Cet effet de pitié se produit malgré le manque de ressemblance avec la misérable, ce qui est souligné dans les passages qui suivent la révélation de la double vie de sa bonne, où un discours indirect libre traduit la lutte intérieure de la vieille aristocrate :
Ses instincts rigides et droits, la sévérité de conscience et la dureté de jugement d’une vie sans faute, ce qui chez une honnête femme fait condamner une fille, ce qui chez une sainte comme Mlle de Varandeuil devait être sans pitié pour sa domestique, tout en elle se révoltait contre un pardon. Au-dedans d’elle une justice criait, étouffant sa bonté : Jamais ! jamais ! (257)

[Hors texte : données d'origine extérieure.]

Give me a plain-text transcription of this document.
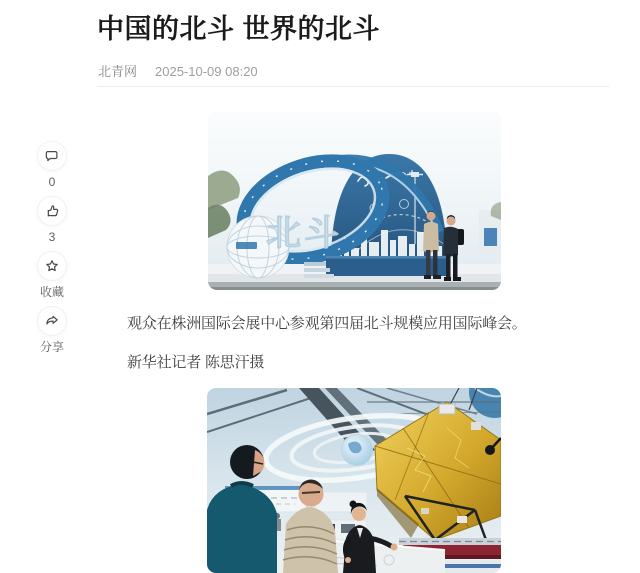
中国的北斗 世界的北斗
北青网 2025-10-09 08:20
0
3
收藏
分享
北斗

观众在株洲国际会展中心参观第四届北斗规模应用国际峰会。

新华社记者 陈思汗摄
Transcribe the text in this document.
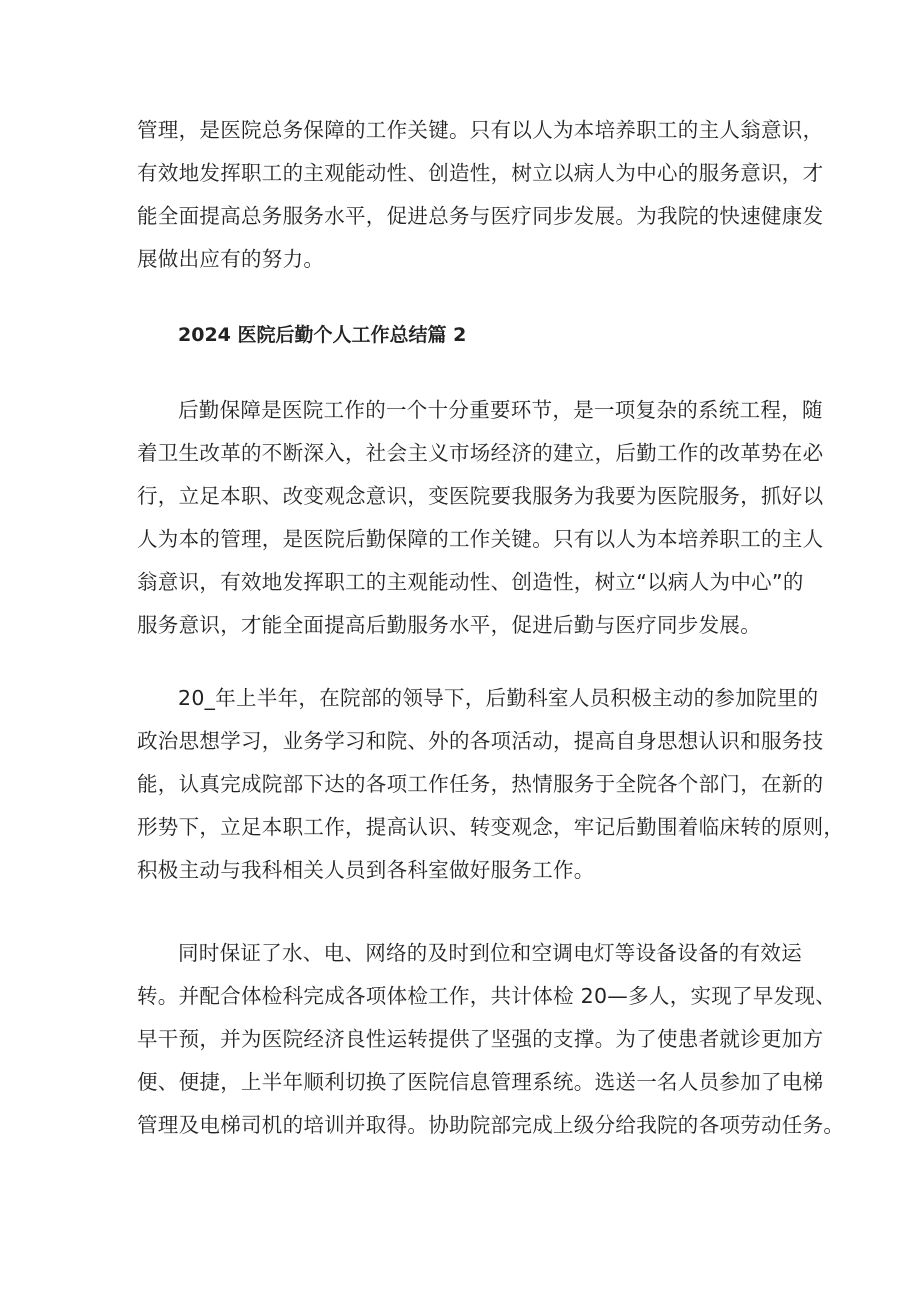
管理，是医院总务保障的工作关键。只有以人为本培养职工的主人翁意识，
有效地发挥职工的主观能动性、创造性，树立以病人为中心的服务意识，才
能全面提高总务服务水平，促进总务与医疗同步发展。为我院的快速健康发
展做出应有的努力。

2024 医院后勤个人工作总结篇 2

后勤保障是医院工作的一个十分重要环节，是一项复杂的系统工程，随
着卫生改革的不断深入，社会主义市场经济的建立，后勤工作的改革势在必
行，立足本职、改变观念意识，变医院要我服务为我要为医院服务，抓好以
人为本的管理，是医院后勤保障的工作关键。只有以人为本培养职工的主人
翁意识，有效地发挥职工的主观能动性、创造性，树立“以病人为中心”的
服务意识，才能全面提高后勤服务水平，促进后勤与医疗同步发展。

20_年上半年，在院部的领导下，后勤科室人员积极主动的参加院里的
政治思想学习，业务学习和院、外的各项活动，提高自身思想认识和服务技
能，认真完成院部下达的各项工作任务，热情服务于全院各个部门，在新的
形势下，立足本职工作，提高认识、转变观念，牢记后勤围着临床转的原则，
积极主动与我科相关人员到各科室做好服务工作。

同时保证了水、电、网络的及时到位和空调电灯等设备设备的有效运
转。并配合体检科完成各项体检工作，共计体检 20—多人，实现了早发现、
早干预，并为医院经济良性运转提供了坚强的支撑。为了使患者就诊更加方
便、便捷，上半年顺利切换了医院信息管理系统。选送一名人员参加了电梯
管理及电梯司机的培训并取得。协助院部完成上级分给我院的各项劳动任务。
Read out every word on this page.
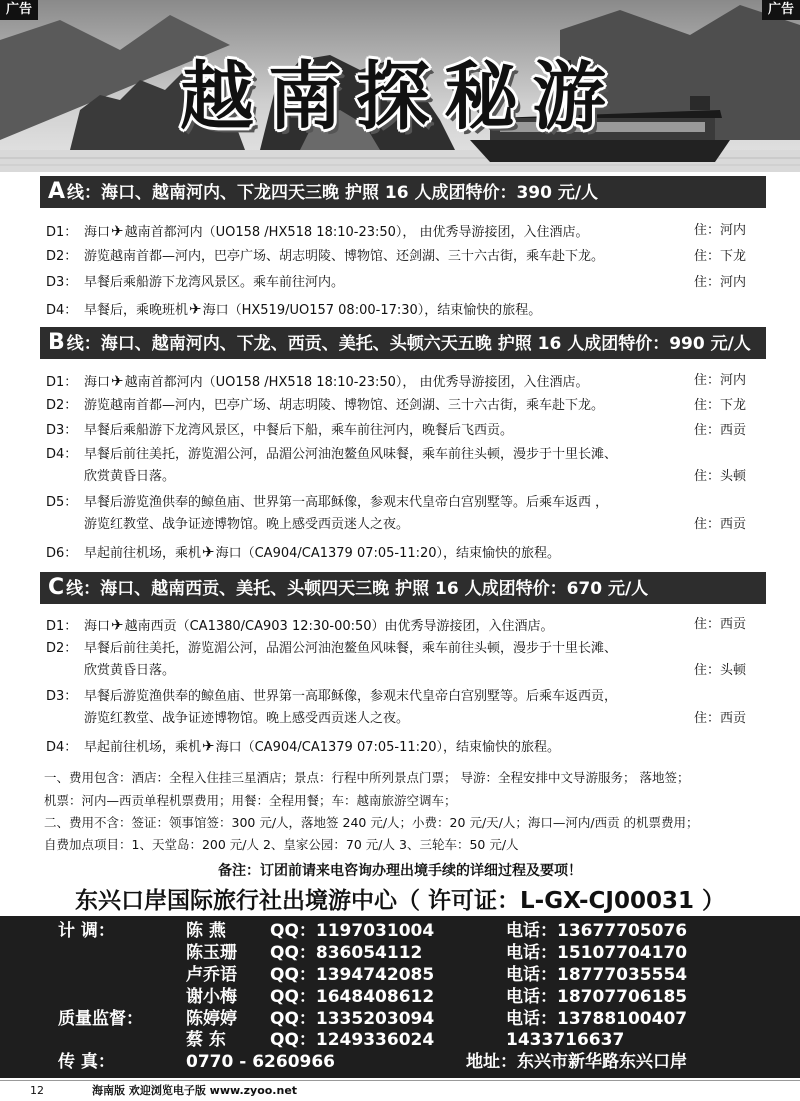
广告	广告
越南探秘游
A 线：海口、越南河内、下龙四天三晚 护照 16 人成团特价：390 元/人
D1： 海口✈越南首都河内（UO158 /HX518 18:10-23:50）， 由优秀导游接团，入住酒店。	住：河内
D2： 游览越南首都—河内，巴亭广场、胡志明陵、博物馆、还剑湖、三十六古街，乘车赴下龙。	住：下龙
D3： 早餐后乘船游下龙湾风景区。乘车前往河内。	住：河内
D4： 早餐后，乘晚班机✈海口（HX519/UO157 08:00-17:30），结束愉快的旅程。
B 线：海口、越南河内、下龙、西贡、美托、头顿六天五晚 护照 16 人成团特价：990 元/人
D1： 海口✈越南首都河内（UO158 /HX518 18:10-23:50）， 由优秀导游接团，入住酒店。	住：河内
D2： 游览越南首都—河内，巴亭广场、胡志明陵、博物馆、还剑湖、三十六古街，乘车赴下龙。	住：下龙
D3： 早餐后乘船游下龙湾风景区，中餐后下船，乘车前往河内，晚餐后飞西贡。	住：西贡
D4： 早餐后前往美托，游览湄公河，品湄公河油泡鳌鱼风味餐，乘车前往头顿，漫步于十里长滩、
欣赏黄昏日落。	住：头顿
D5： 早餐后游览渔供奉的鲸鱼庙、世界第一高耶稣像，参观末代皇帝白宫别墅等。后乘车返西 ，
游览红教堂、战争证迹博物馆。晚上感受西贡迷人之夜。	住：西贡
D6： 早起前往机场，乘机✈海口（CA904/CA1379 07:05-11:20），结束愉快的旅程。
C 线：海口、越南西贡、美托、头顿四天三晚 护照 16 人成团特价：670 元/人
D1： 海口✈越南西贡（CA1380/CA903 12:30-00:50）由优秀导游接团，入住酒店。	住：西贡
D2： 早餐后前往美托，游览湄公河，品湄公河油泡鳌鱼风味餐，乘车前往头顿，漫步于十里长滩、
欣赏黄昏日落。	住：头顿
D3： 早餐后游览渔供奉的鲸鱼庙、世界第一高耶稣像，参观末代皇帝白宫别墅等。后乘车返西贡，
游览红教堂、战争证迹博物馆。晚上感受西贡迷人之夜。	住：西贡
D4： 早起前往机场，乘机✈海口（CA904/CA1379 07:05-11:20），结束愉快的旅程。
一、费用包含：酒店：全程入住挂三星酒店；景点：行程中所列景点门票； 导游：全程安排中文导游服务； 落地签；
机票：河内—西贡单程机票费用；用餐：全程用餐；车：越南旅游空调车；
二、费用不含：签证：领事馆签：300 元/人，落地签 240 元/人；小费：20 元/天/人；海口—河内/西贡 的机票费用；
自费加点项目：1、天堂岛：200 元/人 2、皇家公园：70 元/人 3、三轮车：50 元/人
备注：订团前请来电咨询办理出境手续的详细过程及要项！
东兴口岸国际旅行社出境游中心（ 许可证：L-GX-CJ00031 ）
计 调：	陈 燕	QQ：1197031004	电话：13677705076
陈玉珊 QQ：836054112	电话：15107704170
卢乔语 QQ：1394742085	电话：18777035554
谢小梅 QQ：1648408612	电话：18707706185
质量监督：	陈婷婷 QQ：1335203094	电话：13788100407
蔡 东	QQ：1249336024	1433716637
传 真：	0770 - 6260966	地址：东兴市新华路东兴口岸
12	海南版 欢迎浏览电子版 www.zyoo.net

La vision du visage de Germinie morte provoque enfin un changement d’esprit, justement parce que Mlle de Varandeuil comprend finalement qu’il faut juger l’autre à la fois selon sa disposition et les circonstances de sa vie :
Elle se demandait si la pauvre fille était aussi coupable que d’autres, si elle avait choisi le mal, si la vie, les circonstances, le malheur de son corps et de sa destinée, n’avaient pas fait d’elle la créature qu’elle avait été, un être d’amour et de douleur… Et tout à coup elle s’arrêtait : elle allait pardonner ! (258)
Si le lecteur, tout comme Mlle de Varandeuil, pardonne et éprouve de la pitié, ce n’est pas parce qu’il voit en Germinie son semblable et qu’il craint pour lui-même le malheur qu’il voit à travers elle. Au contraire : c’est précisément la prise de distance à son égard qui en est la cause. Le lecteur est tenté d’adopter le point de vue du narrateur positiviste sur son objet d’analyse, ce qui le met dans la position de pouvoir comprendre la disposition pathologique de Germinie.
Conclusion
En résumé, nous pouvons constater que les frères Goncourt assurent leur autorité à travers un procédé narratif qui les distingue à un double titre. En premier lieu, en s’adaptant à leur contexte épistémique, ils se distinguent des auteurs populaires dont ils contestent l’autorité.En second lieu, ils se distinguent, et cela est peut-être le constat plus intéressant, des autorités scientifiques qu’ils imitent. En leur disputant leur suprématie, les Goncourt mettent en jeu une compétence spécifique au discours littéraire et établissent, à travers la structure affective de leur roman, une autorité qui n’est pas seulement fondée sur le savoir-plus du narrateur positiviste, mais qui le dépasse. En effet, cette nouvelle autorité affective a le pouvoir de combler le vide laissé par l’abandon des repères religieux et métaphysiques, et que le savoir seul n’arrive pas à remplir : Germinie Lacerteuxne présente pas seulement un cas clinique, mais une histoire qui véhicule une morale de la pitié.